Combined with the simulation results, for the air-aluminum plate and the bright ice-aluminum plate model, three modes of insensitive mode 3-frequency 1.5MHz, general sensitive mode 1-frequency 2.25MHz, and sensitive mode 3-frequency 0.5MHz were selected respectively. Point to conduct icing detection test to verify the correctness of the above-mentioned basic theory and icing detection method.

The oblique incidence-transmit-receive transducer is used to excite and receive ultrasonic guided waves at a specific mode frequency. The test system is shown in Figure 10. The dimensions of the tested aluminum plate are: length 300mm, width 250mm, thickness 1mm. After completing the air-aluminum plate test at room temperature of 25℃, prefabricate an icing zone with a diameter of 20mm and a thickness of 1mm in the refrigerator. The refrigerator temperature is set to -10℃. , Completed the test of the ice-aluminum plate in the refrigerator.

Figure 10 Ice detection test system

In summary, the test results of the sensitivity of guided waves to icing are basically consistent with the sensitivity results obtained by simulation. At the same time, the test observes that the peak time of the main wave packet of each mode frequency point signal is different, indicating that the peak time of the main wave packet can be As another indicator of icing sensitivity.

4

in conclusion

The semi-analytical finite element method is used to calculate the dispersion curves and wave structures of three types of ice-coated ice-aluminum plate structures, which proves the feasibility of using guided waves for icing detection.

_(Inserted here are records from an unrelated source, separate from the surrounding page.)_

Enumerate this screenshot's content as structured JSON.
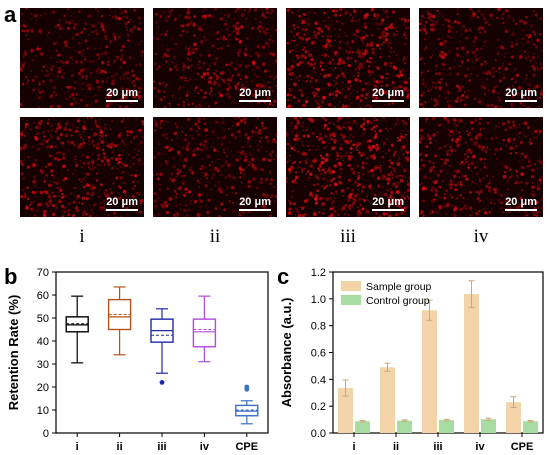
{
  "panel_a": {
    "letter": "a",
    "scale_label": "20 μm",
    "images": [
      {
        "row": 0,
        "col": 0,
        "density": 0.25
      },
      {
        "row": 0,
        "col": 1,
        "density": 0.35
      },
      {
        "row": 0,
        "col": 2,
        "density": 0.5
      },
      {
        "row": 0,
        "col": 3,
        "density": 0.3
      },
      {
        "row": 1,
        "col": 0,
        "density": 0.45
      },
      {
        "row": 1,
        "col": 1,
        "density": 0.3
      },
      {
        "row": 1,
        "col": 2,
        "density": 0.6
      },
      {
        "row": 1,
        "col": 3,
        "density": 0.4
      }
    ],
    "columns": [
      "i",
      "ii",
      "iii",
      "iv"
    ]
  },
  "chart_data": [
    {
      "panel": "b",
      "type": "box",
      "ylabel": "Retention Rate (%)",
      "ylim": [
        0,
        70
      ],
      "yticks": [
        0,
        10,
        20,
        30,
        40,
        50,
        60,
        70
      ],
      "categories": [
        "i",
        "ii",
        "iii",
        "iv",
        "CPE"
      ],
      "boxes": [
        {
          "cat": "i",
          "min": 30.5,
          "q1": 44,
          "median": 47,
          "mean": 47.5,
          "q3": 50.5,
          "max": 59.5,
          "outliers": [],
          "color": "#000000"
        },
        {
          "cat": "ii",
          "min": 34,
          "q1": 45,
          "median": 50.5,
          "mean": 51.5,
          "q3": 58,
          "max": 63.5,
          "outliers": [],
          "color": "#b5531c"
        },
        {
          "cat": "iii",
          "min": 26,
          "q1": 39.5,
          "median": 44.5,
          "mean": 42.5,
          "q3": 49.5,
          "max": 54,
          "outliers": [
            22
          ],
          "color": "#1e2aa8"
        },
        {
          "cat": "iv",
          "min": 31,
          "q1": 37.5,
          "median": 44,
          "mean": 45,
          "q3": 49.5,
          "max": 59.5,
          "outliers": [],
          "color": "#b04ce0"
        },
        {
          "cat": "CPE",
          "min": 4,
          "q1": 7.5,
          "median": 9.5,
          "mean": 10,
          "q3": 12,
          "max": 14,
          "outliers": [
            19,
            20
          ],
          "color": "#3a6fc4"
        }
      ]
    },
    {
      "panel": "c",
      "type": "bar",
      "ylabel": "Absorbance (a.u.)",
      "ylim": [
        0,
        1.2
      ],
      "yticks": [
        0.0,
        0.2,
        0.4,
        0.6,
        0.8,
        1.0,
        1.2
      ],
      "categories": [
        "i",
        "ii",
        "iii",
        "iv",
        "CPE"
      ],
      "legend": "top-left",
      "series": [
        {
          "name": "Sample group",
          "color": "#f2d4a8",
          "values": [
            0.335,
            0.49,
            0.915,
            1.035,
            0.23
          ],
          "errors": [
            0.06,
            0.03,
            0.075,
            0.1,
            0.04
          ]
        },
        {
          "name": "Control group",
          "color": "#a7dca3",
          "values": [
            0.088,
            0.092,
            0.096,
            0.102,
            0.088
          ],
          "errors": [
            0.006,
            0.006,
            0.006,
            0.008,
            0.006
          ]
        }
      ]
    }
  ]
}
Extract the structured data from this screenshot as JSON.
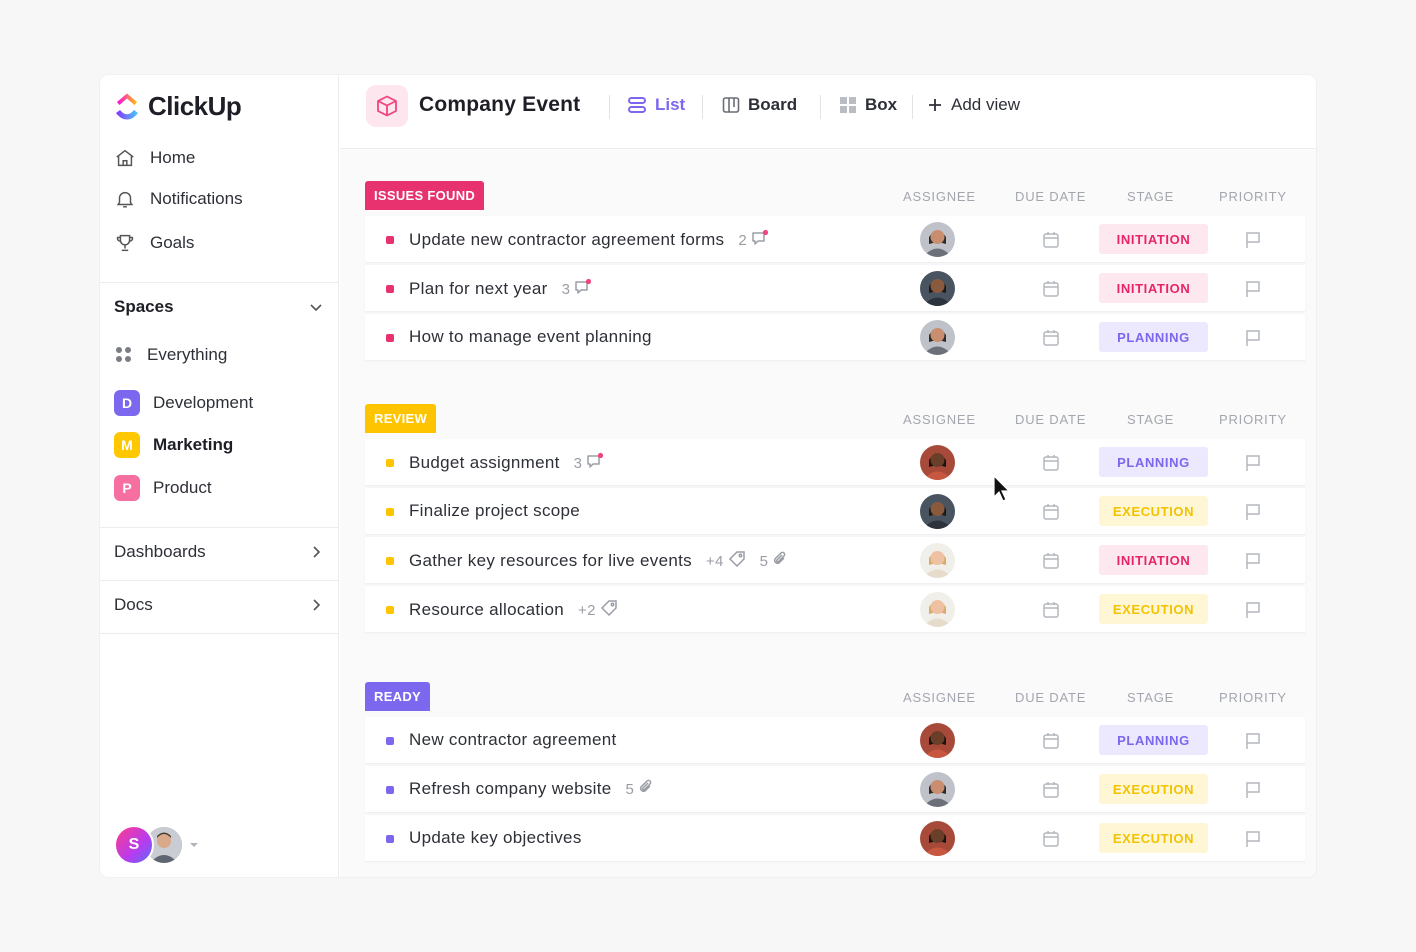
{
  "brand": {
    "name": "ClickUp"
  },
  "sidebar": {
    "nav": [
      {
        "label": "Home",
        "icon": "home-icon"
      },
      {
        "label": "Notifications",
        "icon": "bell-icon"
      },
      {
        "label": "Goals",
        "icon": "trophy-icon"
      }
    ],
    "spaces_label": "Spaces",
    "everything_label": "Everything",
    "spaces": [
      {
        "letter": "D",
        "label": "Development",
        "color": "#7b68ee"
      },
      {
        "letter": "M",
        "label": "Marketing",
        "color": "#ffc700"
      },
      {
        "letter": "P",
        "label": "Product",
        "color": "#f76fa0"
      }
    ],
    "dashboards_label": "Dashboards",
    "docs_label": "Docs",
    "user_initial": "S"
  },
  "header": {
    "project_title": "Company Event",
    "views": [
      {
        "label": "List",
        "icon": "list-icon",
        "active": true
      },
      {
        "label": "Board",
        "icon": "board-icon",
        "active": false
      },
      {
        "label": "Box",
        "icon": "box-icon",
        "active": false
      },
      {
        "label": "Add view",
        "icon": "plus-icon",
        "active": false
      }
    ]
  },
  "columns": {
    "assignee": "ASSIGNEE",
    "due_date": "DUE DATE",
    "stage": "STAGE",
    "priority": "PRIORITY"
  },
  "stage_colors": {
    "INITIATION": {
      "bg": "#fde8ef",
      "fg": "#e8256a"
    },
    "PLANNING": {
      "bg": "#ece8fd",
      "fg": "#7b68ee"
    },
    "EXECUTION": {
      "bg": "#fff6d6",
      "fg": "#f3c300"
    }
  },
  "groups": [
    {
      "label": "ISSUES FOUND",
      "color": "#e8326f",
      "tasks": [
        {
          "name": "Update new contractor agreement forms",
          "comments": "2",
          "avatar": "man-a",
          "stage": "INITIATION"
        },
        {
          "name": "Plan for next year",
          "comments": "3",
          "avatar": "man-b",
          "stage": "INITIATION"
        },
        {
          "name": "How to manage event planning",
          "avatar": "man-a",
          "stage": "PLANNING"
        }
      ]
    },
    {
      "label": "REVIEW",
      "color": "#ffc400",
      "tasks": [
        {
          "name": "Budget assignment",
          "comments": "3",
          "avatar": "woman-a",
          "stage": "PLANNING"
        },
        {
          "name": "Finalize project scope",
          "avatar": "man-b",
          "stage": "EXECUTION"
        },
        {
          "name": "Gather key resources for live events",
          "tags": "+4",
          "attachments": "5",
          "avatar": "woman-b",
          "stage": "INITIATION"
        },
        {
          "name": "Resource allocation",
          "tags": "+2",
          "avatar": "woman-b",
          "stage": "EXECUTION"
        }
      ]
    },
    {
      "label": "READY",
      "color": "#7b68ee",
      "tasks": [
        {
          "name": "New contractor agreement",
          "avatar": "woman-a",
          "stage": "PLANNING"
        },
        {
          "name": "Refresh company website",
          "attachments": "5",
          "avatar": "man-a",
          "stage": "EXECUTION"
        },
        {
          "name": "Update key objectives",
          "avatar": "woman-a",
          "stage": "EXECUTION"
        }
      ]
    }
  ]
}
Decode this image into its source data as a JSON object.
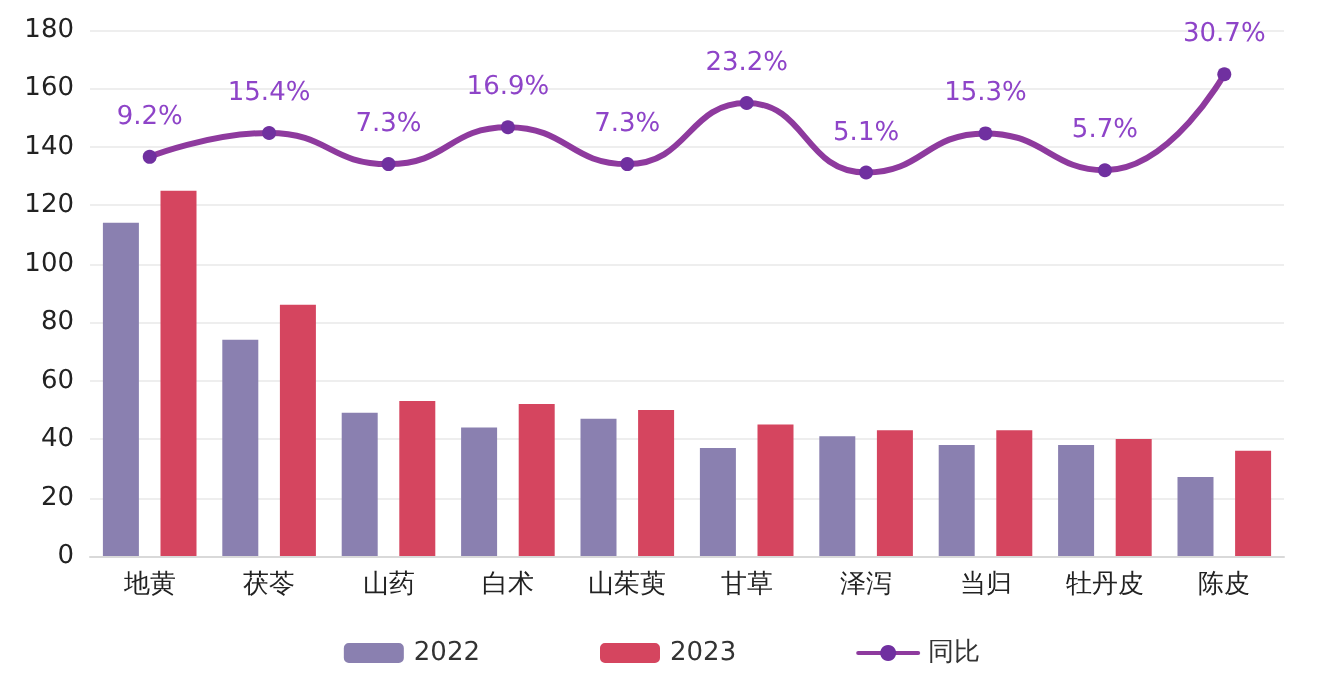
{
  "chart_data": {
    "type": "bar",
    "categories": [
      "地黄",
      "茯苓",
      "山药",
      "白术",
      "山茱萸",
      "甘草",
      "泽泻",
      "当归",
      "牡丹皮",
      "陈皮"
    ],
    "series": [
      {
        "name": "2022",
        "color": "#8a80b0",
        "values": [
          114,
          74,
          49,
          44,
          47,
          37,
          41,
          38,
          38,
          27
        ]
      },
      {
        "name": "2023",
        "color": "#d5455f",
        "values": [
          125,
          86,
          53,
          52,
          50,
          45,
          43,
          43,
          40,
          36
        ]
      },
      {
        "name": "同比",
        "type": "line",
        "axis": "y2",
        "color": "#8e3a9e",
        "values": [
          9.2,
          15.4,
          7.3,
          16.9,
          7.3,
          23.2,
          5.1,
          15.3,
          5.7,
          30.7
        ],
        "value_labels": [
          "9.2%",
          "15.4%",
          "7.3%",
          "16.9%",
          "7.3%",
          "23.2%",
          "5.1%",
          "15.3%",
          "5.7%",
          "30.7%"
        ]
      }
    ],
    "ylim": [
      0,
      180
    ],
    "yticks": [
      0,
      20,
      40,
      60,
      80,
      100,
      120,
      140,
      160,
      180
    ],
    "grid": "y",
    "legend": "bottom",
    "marker": "circle",
    "tick_labels": "xy"
  }
}
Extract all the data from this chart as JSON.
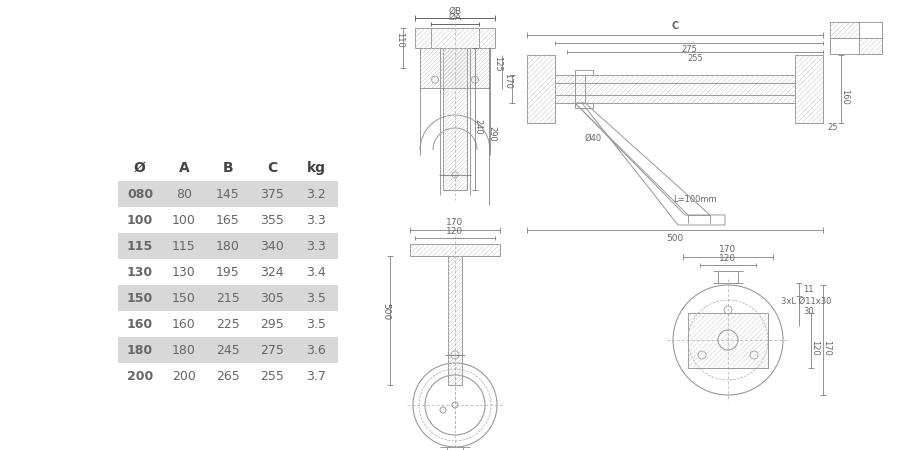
{
  "bg_color": "#ffffff",
  "table": {
    "headers": [
      "Ø",
      "A",
      "B",
      "C",
      "kg"
    ],
    "rows": [
      [
        "080",
        "80",
        "145",
        "375",
        "3.2"
      ],
      [
        "100",
        "100",
        "165",
        "355",
        "3.3"
      ],
      [
        "115",
        "115",
        "180",
        "340",
        "3.3"
      ],
      [
        "130",
        "130",
        "195",
        "324",
        "3.4"
      ],
      [
        "150",
        "150",
        "215",
        "305",
        "3.5"
      ],
      [
        "160",
        "160",
        "225",
        "295",
        "3.5"
      ],
      [
        "180",
        "180",
        "245",
        "275",
        "3.6"
      ],
      [
        "200",
        "200",
        "265",
        "255",
        "3.7"
      ]
    ],
    "shaded_rows": [
      0,
      2,
      4,
      6
    ],
    "shade_color": "#d8d8d8",
    "text_color": "#666666",
    "header_color": "#444444"
  },
  "line_color": "#999999",
  "dim_color": "#666666",
  "text_color": "#666666"
}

Establish a finite element simulation model of ice-aluminum plate structure, analyze and determine the sensitivity of different mode frequency points to icing, and give the selection method of guided wave icing detection mode frequency points, that is, select the mode frequency dominated by the in-plane displacement point.

The guided wave icing detection test verifies its ability to detect icing on an aluminum plate with a diameter of 20 mm and a thickness of 1 mm; the icing sensitivity test results are basically consistent with the simulation results, which validates the method of selecting the frequency point of the guided wave icing detection mode reliability.